Solidny trening, regularne starty w rozgrywkach ligowych i turniejach sprawiły jednak, że obecnie to Dorota Paluch jest jakby nieuchwytna dla Jolanty Szatko-Nowak, wielkiej nie tak dawno mistrzyni małej piłeczki. Obecnie to Dorota Paluch jest wielokrotną Mistrzynią Polski Weteranów. Do niedawna naszej zawodniczce brakowało właściwie tylko medalu Mistrzostw Europy czy Świata, ale i to marzenie się spełniło i Dorota zdobyła wreszcie upragniony medal Mistrzostw Europy.

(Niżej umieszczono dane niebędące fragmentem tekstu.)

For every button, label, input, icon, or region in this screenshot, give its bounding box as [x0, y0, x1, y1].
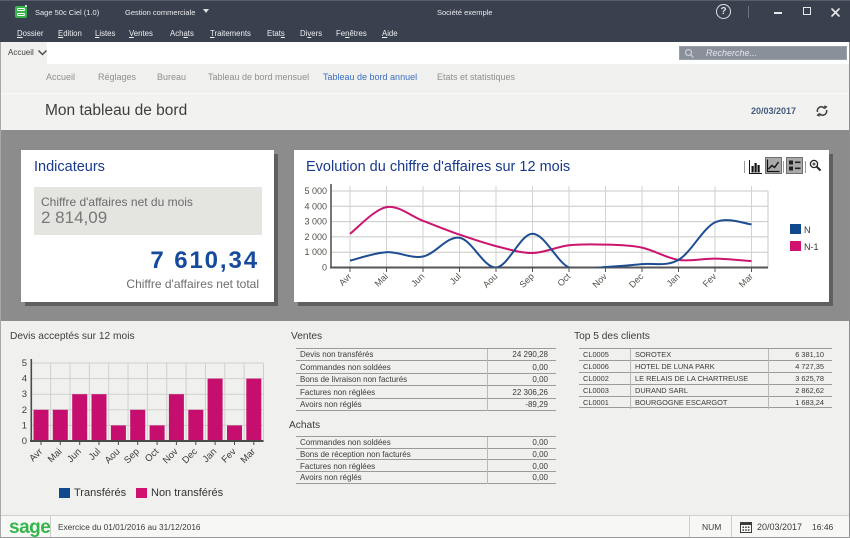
svg-text:4 000: 4 000: [304, 201, 327, 211]
svg-text:Jan: Jan: [665, 271, 682, 288]
svg-text:4: 4: [22, 374, 27, 385]
svg-text:Mai: Mai: [373, 271, 390, 288]
svg-text:Dec: Dec: [627, 271, 646, 290]
svg-text:Mar: Mar: [239, 446, 258, 465]
svg-text:Jan: Jan: [201, 446, 220, 465]
svg-text:Jun: Jun: [409, 271, 426, 288]
svg-text:Fev: Fev: [220, 446, 239, 465]
svg-text:Sep: Sep: [122, 446, 142, 466]
svg-text:Mar: Mar: [737, 271, 755, 289]
svg-text:Jun: Jun: [65, 446, 84, 465]
svg-text:0: 0: [22, 436, 27, 447]
svg-text:Fev: Fev: [701, 271, 719, 289]
svg-text:Aou: Aou: [481, 271, 499, 289]
svg-text:Nov: Nov: [161, 446, 181, 466]
svg-text:Nov: Nov: [591, 271, 610, 290]
svg-text:Jul: Jul: [448, 271, 463, 286]
svg-text:Mai: Mai: [46, 446, 65, 465]
svg-text:Aou: Aou: [103, 446, 123, 466]
svg-text:1: 1: [22, 420, 27, 431]
svg-text:Avr: Avr: [27, 446, 45, 464]
svg-text:0: 0: [322, 263, 327, 273]
svg-text:3 000: 3 000: [304, 217, 327, 227]
svg-text:N-1: N-1: [804, 242, 819, 252]
svg-text:N: N: [804, 225, 811, 235]
svg-text:1 000: 1 000: [304, 247, 327, 257]
svg-text:Jul: Jul: [87, 446, 103, 462]
svg-text:Oct: Oct: [143, 446, 161, 464]
svg-text:2 000: 2 000: [304, 232, 327, 242]
svg-text:2: 2: [22, 405, 27, 416]
svg-text:5: 5: [22, 358, 27, 369]
svg-text:Dec: Dec: [180, 446, 200, 466]
svg-text:Sep: Sep: [518, 271, 536, 289]
svg-text:Avr: Avr: [337, 271, 354, 288]
svg-text:5 000: 5 000: [304, 186, 327, 196]
svg-text:Oct: Oct: [555, 271, 572, 288]
svg-text:3: 3: [22, 389, 27, 400]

Kiedy wyjeżdżałam do Budapesztu Roman Fajkus, Prezes JKTS-u powiedział mi, bym nie wracała bez medalu. Jego stwierdzenie brzmiało jak polecenie, które trzeba bezwzględnie wykonać. No to się zawzięłam i w niedzielę 07 lipca posłałam Prezesowi sms-a nast. treści : chciałeś medalu no to go masz. Krótko, ale dosadnie relacjonuje swój udział w Mistrzostwach Europy Weteranów nasza brązowa medalistka.
Swój pierwszy medal w Mistrzostwach Europy Dorota Paluch zdobyła w parze z Grażyną Zielińską, świetną swego czasu zawodniczką ekstraklasowej drużyny Wandy Kraków, w którym to klubie przez wiele lat grała również wspomniana już Jolanta Szatko-Nowak. Nasza para wystąpiła w kategorii 50 - 59 lat i po drodze musiał pokonać wiele innych par deblowych.
Poniżej podajemy wyniki wszystkich stoczonych pojedynków :
Paluch - Zielińska / Rahn-Marx Susanne – Rehder Andrea ( obydwie Niemcy )
3:1 ( 9:11,15:13,11:7,11:2,
Paluch - Zielińska / Neil Catherine – Thomson Senga ( obydwie Szkocja )
3:0 ( 11:8,11:2,11:4 ),
Paluch - Zielińska / Magnin Mireille – Magnusson Ingrid ( obydwie Belgia )
3:0 ( wo ),
Paluch - Zielińska / Krisch Claudia – Reunert Rita ( obydwie Niemcy )
3:0 ( 11:5,11:7,11:3 ),
Paluch - Zielińska / Kalogianni Maria – Zerdila Diana ( obydwie Grecja )
3:1 ( 16:14,6:11,11:9,11:4 ),
Paluch - Zielińska / Raffeis Gabriele ( Austria ) - Misikova Gabriela ( Słowacja )
3:0 (11:8,11:8,11:4 )
Paluch – Zielińska / Lindh Eva – Wang Friden Yue Xia ( obydwie Szwecja )
3:1 ( 7:11,11:7,12:10,11:9 ),
Paluch – Zielińska / Turner Andrea ( Węgry ) - Ferenczy Zita ( Rumunia )
2:3 ( 13:11,9:11,11:7,10:12,5:11 ).
Wyniki ostatniego, półfinałowego meczu, pokazują jak zacięta była walka. Nasze zawodniczki prowadziły w tym pojedynku 2:1 w setach i miały w czwartym secie aż dwa meczbole, niestety więcej szczęścia miały przeciwniczki i to one walczyły o złoto, a naszym Paniom przypadł w udziale brązowy medal.
Obydwie nasze zawodniczki bardzo cieszyły się z takiego sukcesu, co dobitnie widać na zamieszczonych zdjęciach. Jeszcze raz : BRAWO DOROTA.